If outputpath is not specified, output path is set to inputpath appended with "_8bit". If outputpath does not exist, one will be created. If filename is not specified, filename is set to the original filename appended with "_8bit".

convert_ArrayTo8bit(inputarray,data_min,data_max) Takes a numpy array 2D or 3D numpy array, rescales between specified min and max pixel values, then converts to array of 8-bit integers (0-255).

Crop Data

crop_Directory() loads directory and crops images to specified x,y,z ranges.

crop_Directory(inputpath='./',                # takes path to input directory
    xRange=(0,None),                # min and max crop range in x, default is entire x range
    yRange=(0,None),                # min and max crop range in y, default is entire y range
    zRange=(0,None),                # min and max crop range in z, default is entire file list
    outputpath=None);                # output path: default is inputpath + "_cropped"

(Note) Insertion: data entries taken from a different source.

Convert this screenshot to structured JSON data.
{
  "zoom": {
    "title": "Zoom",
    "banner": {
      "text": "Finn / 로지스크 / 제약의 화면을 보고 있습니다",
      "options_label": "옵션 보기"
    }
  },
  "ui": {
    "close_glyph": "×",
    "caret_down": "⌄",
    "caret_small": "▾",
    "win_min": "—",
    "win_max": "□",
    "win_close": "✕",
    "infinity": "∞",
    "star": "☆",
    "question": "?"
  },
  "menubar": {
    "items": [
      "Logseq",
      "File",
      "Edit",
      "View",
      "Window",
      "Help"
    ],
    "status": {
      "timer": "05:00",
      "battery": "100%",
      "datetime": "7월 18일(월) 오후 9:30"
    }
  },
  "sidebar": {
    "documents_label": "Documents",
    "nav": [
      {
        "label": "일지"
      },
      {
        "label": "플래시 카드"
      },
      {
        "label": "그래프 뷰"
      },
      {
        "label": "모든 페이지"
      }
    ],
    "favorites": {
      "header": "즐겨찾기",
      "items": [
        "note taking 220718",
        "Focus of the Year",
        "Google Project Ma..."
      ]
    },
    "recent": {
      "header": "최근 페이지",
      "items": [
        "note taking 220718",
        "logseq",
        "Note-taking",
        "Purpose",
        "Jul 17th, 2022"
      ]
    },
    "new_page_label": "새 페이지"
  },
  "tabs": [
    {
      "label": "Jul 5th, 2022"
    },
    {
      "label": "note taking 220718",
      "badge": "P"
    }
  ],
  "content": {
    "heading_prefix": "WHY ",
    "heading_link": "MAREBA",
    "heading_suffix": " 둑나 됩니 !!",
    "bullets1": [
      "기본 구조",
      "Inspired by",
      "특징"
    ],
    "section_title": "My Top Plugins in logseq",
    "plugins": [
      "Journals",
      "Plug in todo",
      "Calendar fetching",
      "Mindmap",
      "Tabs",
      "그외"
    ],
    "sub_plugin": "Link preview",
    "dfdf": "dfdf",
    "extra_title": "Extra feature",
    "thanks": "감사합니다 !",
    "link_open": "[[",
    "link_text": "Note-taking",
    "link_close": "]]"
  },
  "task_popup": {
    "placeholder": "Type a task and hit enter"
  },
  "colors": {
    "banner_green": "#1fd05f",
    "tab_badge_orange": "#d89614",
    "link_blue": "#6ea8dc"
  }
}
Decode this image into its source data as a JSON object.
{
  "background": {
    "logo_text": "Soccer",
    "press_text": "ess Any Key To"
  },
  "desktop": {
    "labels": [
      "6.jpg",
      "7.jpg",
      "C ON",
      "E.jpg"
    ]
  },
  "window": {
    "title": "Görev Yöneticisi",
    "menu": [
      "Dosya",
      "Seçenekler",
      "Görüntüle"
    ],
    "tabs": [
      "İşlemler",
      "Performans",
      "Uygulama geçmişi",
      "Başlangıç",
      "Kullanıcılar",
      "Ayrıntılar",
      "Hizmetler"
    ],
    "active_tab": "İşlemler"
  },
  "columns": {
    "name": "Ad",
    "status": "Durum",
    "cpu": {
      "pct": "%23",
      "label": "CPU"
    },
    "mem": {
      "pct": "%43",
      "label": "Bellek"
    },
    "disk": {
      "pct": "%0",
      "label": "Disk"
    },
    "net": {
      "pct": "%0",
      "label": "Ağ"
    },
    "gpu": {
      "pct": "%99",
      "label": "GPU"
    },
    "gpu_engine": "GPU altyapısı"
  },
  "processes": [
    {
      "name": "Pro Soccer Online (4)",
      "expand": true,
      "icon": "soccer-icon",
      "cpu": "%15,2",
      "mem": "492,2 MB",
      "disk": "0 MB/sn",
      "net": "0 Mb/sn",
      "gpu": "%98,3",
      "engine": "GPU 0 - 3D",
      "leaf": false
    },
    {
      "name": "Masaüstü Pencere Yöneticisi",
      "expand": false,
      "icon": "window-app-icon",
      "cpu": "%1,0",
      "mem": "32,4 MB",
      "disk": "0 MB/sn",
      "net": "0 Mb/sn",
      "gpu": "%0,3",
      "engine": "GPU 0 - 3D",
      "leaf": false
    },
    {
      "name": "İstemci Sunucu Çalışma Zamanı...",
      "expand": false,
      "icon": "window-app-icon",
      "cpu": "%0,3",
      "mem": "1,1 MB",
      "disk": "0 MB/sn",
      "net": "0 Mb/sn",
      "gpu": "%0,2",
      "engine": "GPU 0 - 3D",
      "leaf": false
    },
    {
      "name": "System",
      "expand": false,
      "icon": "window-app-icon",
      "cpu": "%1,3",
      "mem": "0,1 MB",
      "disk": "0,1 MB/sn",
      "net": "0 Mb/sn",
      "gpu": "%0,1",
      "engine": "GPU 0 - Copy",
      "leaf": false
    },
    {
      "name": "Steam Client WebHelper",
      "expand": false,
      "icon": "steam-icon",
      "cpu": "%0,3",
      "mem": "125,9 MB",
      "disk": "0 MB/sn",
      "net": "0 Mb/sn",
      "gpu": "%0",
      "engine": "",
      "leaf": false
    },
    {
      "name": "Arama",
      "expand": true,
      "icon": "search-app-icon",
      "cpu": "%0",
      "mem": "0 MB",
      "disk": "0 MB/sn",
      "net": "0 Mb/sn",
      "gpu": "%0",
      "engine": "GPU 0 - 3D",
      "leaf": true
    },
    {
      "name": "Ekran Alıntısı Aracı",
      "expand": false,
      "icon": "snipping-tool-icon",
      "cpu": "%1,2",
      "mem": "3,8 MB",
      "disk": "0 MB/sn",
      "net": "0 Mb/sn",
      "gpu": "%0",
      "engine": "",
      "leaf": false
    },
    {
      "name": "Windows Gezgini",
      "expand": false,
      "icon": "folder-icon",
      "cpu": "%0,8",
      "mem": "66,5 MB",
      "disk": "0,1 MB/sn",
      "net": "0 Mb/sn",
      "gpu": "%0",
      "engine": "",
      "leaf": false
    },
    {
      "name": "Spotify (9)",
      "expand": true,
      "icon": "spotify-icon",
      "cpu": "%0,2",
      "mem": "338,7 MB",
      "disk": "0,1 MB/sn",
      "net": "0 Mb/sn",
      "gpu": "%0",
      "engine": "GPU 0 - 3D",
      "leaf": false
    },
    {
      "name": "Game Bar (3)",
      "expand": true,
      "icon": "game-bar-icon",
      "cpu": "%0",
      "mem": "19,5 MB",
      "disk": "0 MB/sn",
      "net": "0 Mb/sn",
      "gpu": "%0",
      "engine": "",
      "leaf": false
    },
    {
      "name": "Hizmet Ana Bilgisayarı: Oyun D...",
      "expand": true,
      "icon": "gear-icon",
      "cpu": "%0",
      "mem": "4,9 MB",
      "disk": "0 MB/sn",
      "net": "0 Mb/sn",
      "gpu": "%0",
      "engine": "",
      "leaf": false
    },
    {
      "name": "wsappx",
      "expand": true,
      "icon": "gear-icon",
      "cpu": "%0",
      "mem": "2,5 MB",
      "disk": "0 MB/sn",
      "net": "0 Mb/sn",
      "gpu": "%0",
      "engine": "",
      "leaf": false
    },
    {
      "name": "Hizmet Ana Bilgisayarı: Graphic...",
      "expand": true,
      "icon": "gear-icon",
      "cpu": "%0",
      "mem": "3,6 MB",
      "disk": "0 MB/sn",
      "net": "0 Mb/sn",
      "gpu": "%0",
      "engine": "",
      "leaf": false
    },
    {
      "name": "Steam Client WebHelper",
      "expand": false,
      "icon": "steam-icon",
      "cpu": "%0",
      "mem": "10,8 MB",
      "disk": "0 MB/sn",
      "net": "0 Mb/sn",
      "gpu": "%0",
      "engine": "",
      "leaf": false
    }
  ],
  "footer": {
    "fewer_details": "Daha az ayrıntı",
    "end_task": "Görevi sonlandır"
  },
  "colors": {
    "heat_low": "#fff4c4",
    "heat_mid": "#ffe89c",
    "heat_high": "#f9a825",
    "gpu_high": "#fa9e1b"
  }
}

crop_Array() takes a 2D or 3D numpy array and crops to specified x,y,z ranges.

crop_Array(inputarray,                # takes 2D or 3D numpy array input
    xRange=(0,None),                # min and max crop range in x, default is entire x range
    yRange=(0,None),                # min and max crop range in x, default is entire x range
    zRange=(0,None))                # min and max crop range in z, default is entire file list

Load Data

get_fileList(inputpath='./', extensions=("tif","tiff")) Finds all files in a directory inputpath having a extension specified by extensions. Default extensions are "tif" and "tiff".

load_TiffStack(filepath='./',imagerange='all')

Loads files in the directory filepath. imagerange gives the range of images to upload. The default value is 'all' however smaller ranges can be specified with a tuple such that imagerange=(firstImage,lastImage). For large 32 bit images stacks this function may run into memory limitations.